I veronesi
Svanzica, al debutto, hanno le idee un bel po’ confuse sulla direzione musicale da intraprendere, sebbene amino spacciare questo loro limite per voglia di stupire e di fondere le loro diverse influenze, che sono le più disparate.
In questo “
Eos”, infatti, è possibile sentire un po’ di tutto, dal dark sound a là Cure, soprattutto nelle clean vocals del singer
Luca, al death metal, passando per parti acustiche, altre jazzate, digressioni dal sapore progressivo e via dicendo.
Il risultato è un minestrone che spesso, invece di sublimare i singoli ingredienti, è insipido e sciacquo, con canzoni che a volta non sanno di nulla (i primi tre pezzi passano senza lasciare quasi traccia). Bisogna aspettare “
Lirica Underground” per vedere qualcosa di interessante, soprattutto a livello melodico, prima che l’insana voglia di stupire della band rivolti la canzone come un guanto rendendola ancora una volta stucchevole, posticcia, forzata.

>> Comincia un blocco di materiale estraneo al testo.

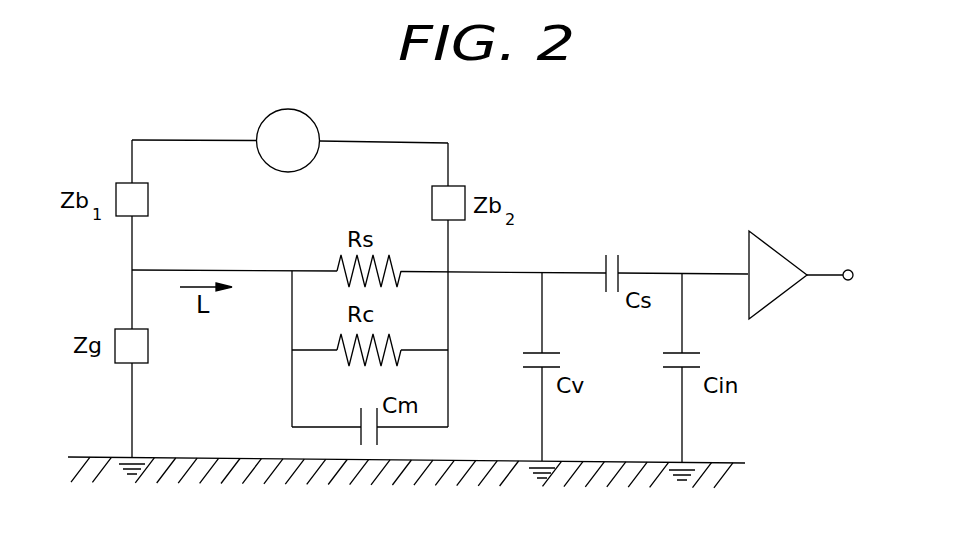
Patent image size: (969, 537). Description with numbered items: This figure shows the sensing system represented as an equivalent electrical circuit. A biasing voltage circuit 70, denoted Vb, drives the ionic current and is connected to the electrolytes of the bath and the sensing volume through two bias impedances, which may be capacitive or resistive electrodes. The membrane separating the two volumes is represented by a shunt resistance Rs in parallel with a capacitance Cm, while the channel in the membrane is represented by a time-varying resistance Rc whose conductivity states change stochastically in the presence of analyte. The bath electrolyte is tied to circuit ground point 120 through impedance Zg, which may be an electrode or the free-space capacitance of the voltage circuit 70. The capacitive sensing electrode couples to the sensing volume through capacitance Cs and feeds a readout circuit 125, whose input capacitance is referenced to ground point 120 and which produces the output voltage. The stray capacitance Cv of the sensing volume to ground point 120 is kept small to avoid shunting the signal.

The voltage circuit 70 is at (272, 112).
The circuit ground point 120 is at (127, 469).
The readout circuit 125 is at (777, 297).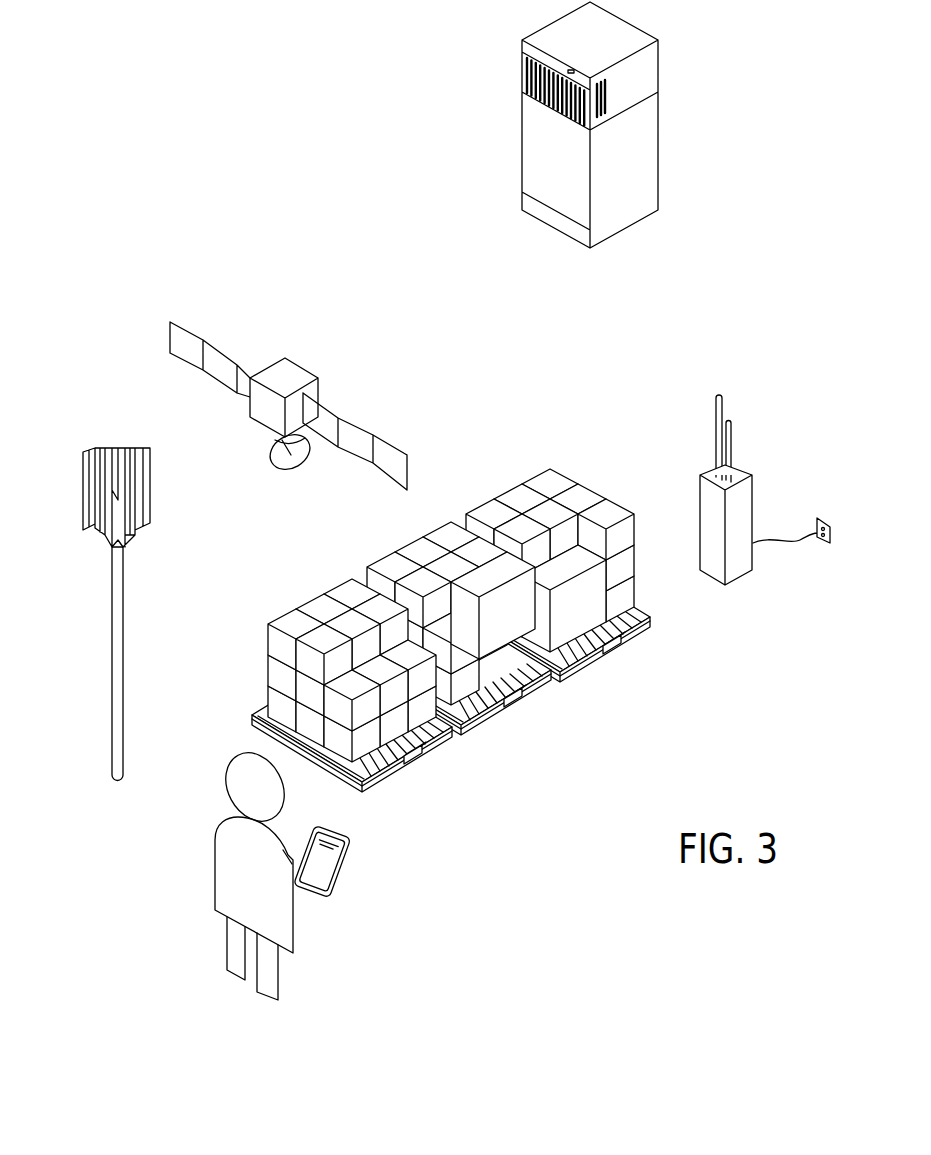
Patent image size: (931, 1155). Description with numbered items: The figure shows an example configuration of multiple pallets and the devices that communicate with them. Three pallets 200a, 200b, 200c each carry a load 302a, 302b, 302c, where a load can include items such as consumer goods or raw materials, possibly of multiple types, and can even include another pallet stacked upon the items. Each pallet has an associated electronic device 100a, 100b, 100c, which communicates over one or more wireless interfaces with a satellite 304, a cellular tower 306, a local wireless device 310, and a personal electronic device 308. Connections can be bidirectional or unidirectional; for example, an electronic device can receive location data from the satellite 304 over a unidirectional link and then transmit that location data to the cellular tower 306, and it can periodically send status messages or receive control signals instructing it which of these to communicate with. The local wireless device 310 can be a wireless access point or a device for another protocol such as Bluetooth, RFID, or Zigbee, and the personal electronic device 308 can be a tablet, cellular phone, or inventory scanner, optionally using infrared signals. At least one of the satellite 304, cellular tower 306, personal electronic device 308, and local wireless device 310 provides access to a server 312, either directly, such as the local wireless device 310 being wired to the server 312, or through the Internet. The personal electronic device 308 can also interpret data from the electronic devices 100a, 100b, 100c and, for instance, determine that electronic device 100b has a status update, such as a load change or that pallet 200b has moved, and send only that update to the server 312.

The electronic device 100a is at (422, 756).
The electronic device 100b is at (523, 705).
The electronic device 100c is at (621, 650).
The pallet 200a is at (448, 735).
The pallet 200b is at (549, 682).
The pallet 200c is at (647, 622).
The load 302a is at (293, 596).
The load 302b is at (393, 540).
The load 302c is at (498, 515).
The satellite 304 is at (170, 342).
The cellular tower 306 is at (112, 630).
The personal electronic device 308 is at (350, 847).
The local wireless device 310 is at (700, 497).
The server 312 is at (521, 157).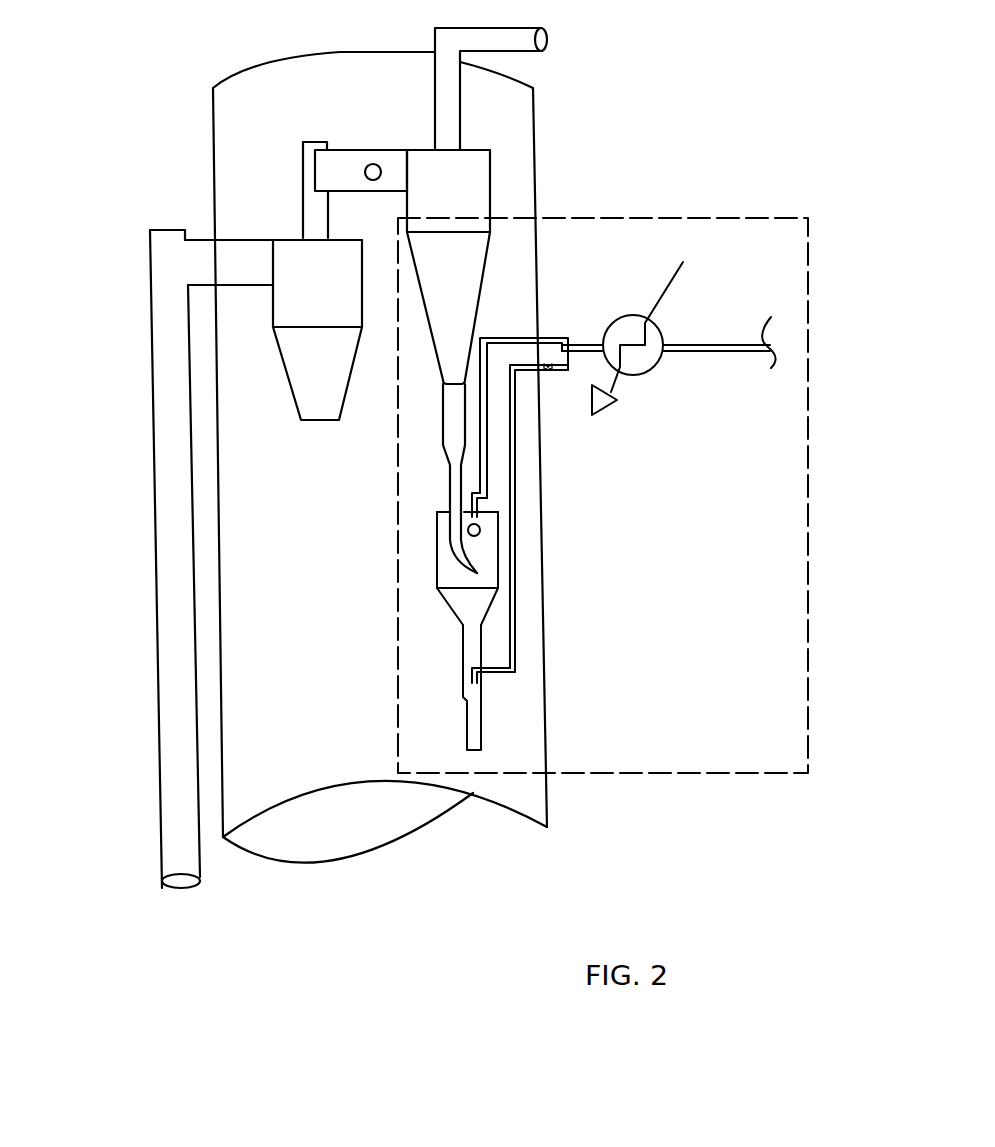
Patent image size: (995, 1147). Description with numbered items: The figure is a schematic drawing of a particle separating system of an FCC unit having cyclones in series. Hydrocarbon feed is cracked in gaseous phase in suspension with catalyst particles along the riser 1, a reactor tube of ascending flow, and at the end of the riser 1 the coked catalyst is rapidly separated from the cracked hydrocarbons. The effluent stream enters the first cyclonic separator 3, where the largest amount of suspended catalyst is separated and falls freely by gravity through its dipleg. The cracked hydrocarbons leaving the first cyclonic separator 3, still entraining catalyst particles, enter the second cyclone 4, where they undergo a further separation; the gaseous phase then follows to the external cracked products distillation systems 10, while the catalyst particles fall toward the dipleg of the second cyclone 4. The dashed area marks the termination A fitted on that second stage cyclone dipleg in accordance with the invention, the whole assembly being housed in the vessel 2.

The riser 1 is at (170, 607).
The reactor vessel 2 is at (213, 111).
The first cyclonic separator 3 is at (317, 362).
The second cyclone 4 is at (477, 171).
The external cracked products distillation systems 10 is at (507, 39).
The termination A is at (808, 462).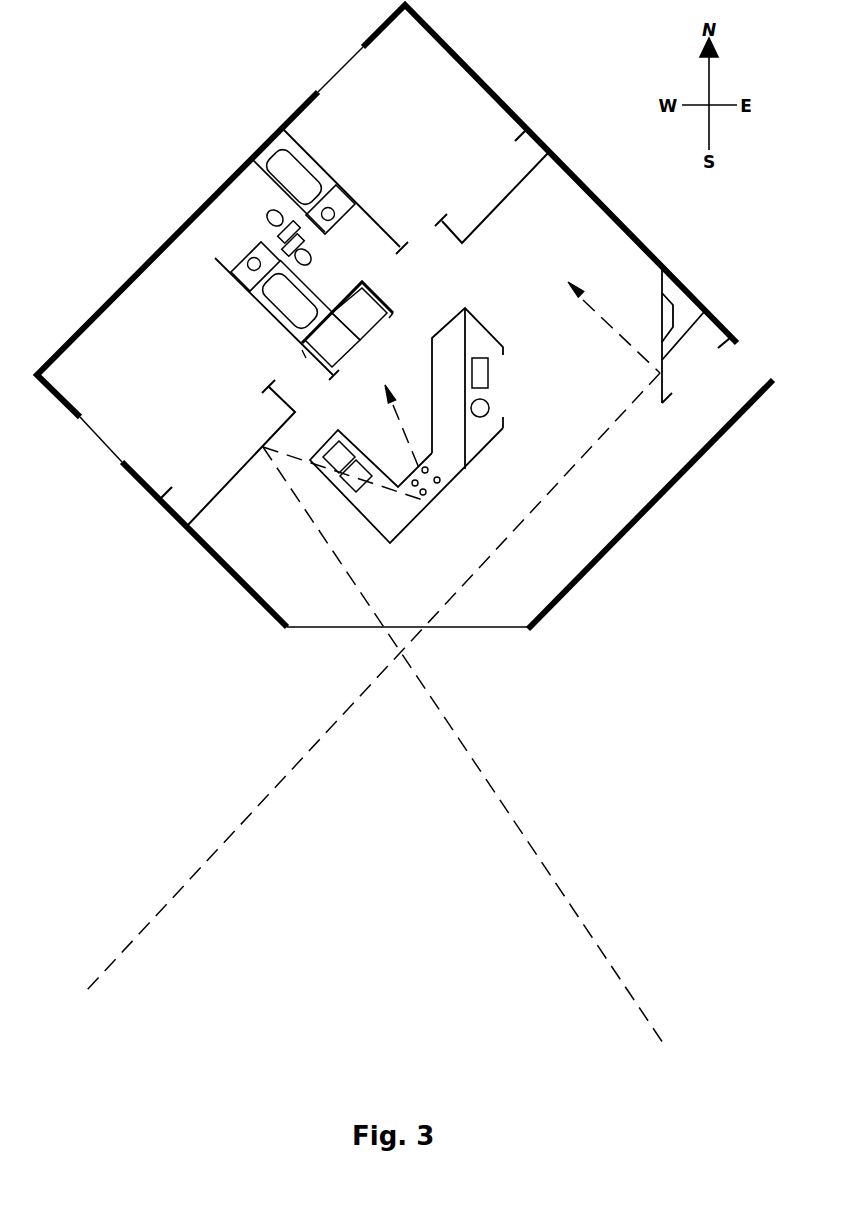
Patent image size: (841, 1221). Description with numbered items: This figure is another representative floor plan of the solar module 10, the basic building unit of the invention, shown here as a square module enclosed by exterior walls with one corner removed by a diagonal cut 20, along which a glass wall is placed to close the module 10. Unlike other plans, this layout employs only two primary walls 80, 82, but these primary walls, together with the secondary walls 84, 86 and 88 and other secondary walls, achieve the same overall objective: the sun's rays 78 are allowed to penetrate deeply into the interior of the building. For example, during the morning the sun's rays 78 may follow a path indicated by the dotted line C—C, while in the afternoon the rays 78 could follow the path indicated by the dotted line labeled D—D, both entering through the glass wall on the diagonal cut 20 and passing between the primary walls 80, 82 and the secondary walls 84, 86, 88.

Tutto ciò è un peccato, perché la band le qualità tecniche le ha, se si esclude il cantante, il quale è davvero troppo monotono e inespressivo, nelle clean vocals, e assolutamente fastidioso quando va in growl. A proposito, le growling vocals sono l’esempio più lampante di quanto sto cercando di dire, che tradotto fa pressappoco “ci azzeccano come i cavoli a merenda”, rovinando il promettente inizio di “
Raindust Meraviglia”.
Il peccato originale degli
Svanzica si chiama mancanza di umiltà, il non sapere riconoscere i propri limiti compositivi. Non basta essere bravi musicisti per fare buona musica.
La pretenziosità della proposta si risolve in un misero fallimento, che speriamo dia modo alla band di fare mente locale ai prossimi passi. A volte basta saper suonare un solo genere e saperlo fare bene.